Pero hay algo aún más radicalmente extraño. Puse arriba que no hay drama en la película, pero hay una excepción gigante. Allá por las dos horas de metraje tenemos un breve momento de misterio y suspenso que, de pronto, estalla en el evento más dramático que se pueda concebir. Tenemos un fade out, como hubo varios, y de pronto, por el resto de la película todo sigue como estaba antes (lo cual es absurdo). Quizá los tiempos están barajados, y ese evento a las dos horas de metraje es el último de la anécdota, y lo que vemos en la última hora y 20 de película ocurrió antes. O quizá el tal evento dramático fue imaginario, pero esto no pega con nada en la película. O lo que sigue es sobrenatural, y tendría que ver con que es justo ahí cuando predominan los diálogos sobre resurrección y el Anticristo.

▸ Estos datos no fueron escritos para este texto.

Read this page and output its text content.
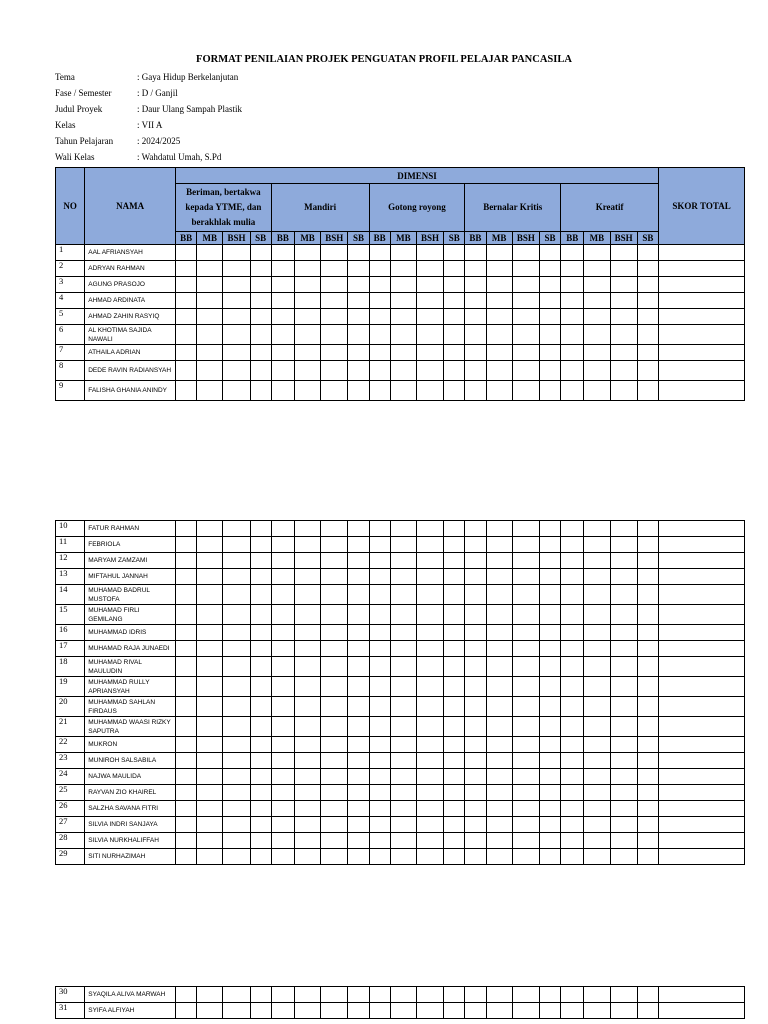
FORMAT PENILAIAN PROJEK PENGUATAN PROFIL PELAJAR PANCASILA
Tema	: Gaya Hidup Berkelanjutan
Fase / Semester	: D / Ganjil
Judul Proyek	: Daur Ulang Sampah Plastik
Kelas	: VII A
Tahun Pelajaran	: 2024/2025
Wali Kelas	: Wahdatul Umah, S.Pd
NO	NAMA	DIMENSI																				SKOR TOTAL
		Beriman, bertakwa kepada YTME, dan berakhlak mulia				Mandiri				Gotong royong				Bernalar Kritis				Kreatif				
		BB	MB	BSH	SB	BB	MB	BSH	SB	BB	MB	BSH	SB	BB	MB	BSH	SB	BB	MB	BSH	SB	
1	AAL AFRIANSYAH																					
2	ADRYAN RAHMAN																					
3	AGUNG PRASOJO																					
4	AHMAD ARDINATA																					
5	AHMAD ZAHIN RASYIQ																					
6	AL KHOTIMA SAJIDA NAWALI																					
7	ATHAILA ADRIAN																					
8	DEDE RAVIN RADIANSYAH																					
9	FALISHA GHANIA ANINDY																					
10	FATUR RAHMAN																					
11	FEBRIOLA																					
12	MARYAM ZAMZAMI																					
13	MIFTAHUL JANNAH																					
14	MUHAMAD BADRUL MUSTOFA																					
15	MUHAMAD FIRLI GEMILANG																					
16	MUHAMMAD IDRIS																					
17	MUHAMAD RAJA JUNAEDI																					
18	MUHAMAD RIVAL MAULUDIN																					
19	MUHAMMAD RULLY APRIANSYAH																					
20	MUHAMMAD SAHLAN FIRDAUS																					
21	MUHAMMAD WAASI RIZKY SAPUTRA																					
22	MUKRON																					
23	MUNIROH SALSABILA																					
24	NAJWA MAULIDA																					
25	RAYVAN ZIO KHAIREL																					
26	SALZHA SAVANA FITRI																					
27	SILVIA INDRI SANJAYA																					
28	SILVIA NURKHALIFFAH																					
29	SITI NURHAZIMAH																					
30	SYAQILA ALIVA MARWAH																					
31	SYIFA ALFIYAH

El hecho es que, al final, la película termina así nomás, en un punto tan arbitrario y neutral como varios otros, y jamás resolveremos el misterio. Formalmente, funciona como un golpe fuerte en una película que ocurre toda con delicadezas, y por si uno se empezaba a fatigar, nos inyecta el combustible para renovar la atención y el placer.
Quienes tomen “intelecto” o “intelectual” como términos despectivos, no se molesten con Malmkrog. Pero la ingeniosa austeridad, la belleza de la forma, y el contacto con discusiones inteligentes y argumentadas pueden ser un gozadísimo refresco ante nuestro mundo cotidiano de intercambio de estupideces alrededor de una grieta y de tantos novelones de Netflix.
Malmkrog. Dirigida por Cristi Puiu. Basada en obra de Vladimir Soloviov. Con Frédéric Schultz-Richard, Agathe Bosch, Ugo Broussot. Rumania (con insumos de Serbia, Bosnia-Herzegovina, Macedonia, Suiza y Suecia), 2020. Mubi.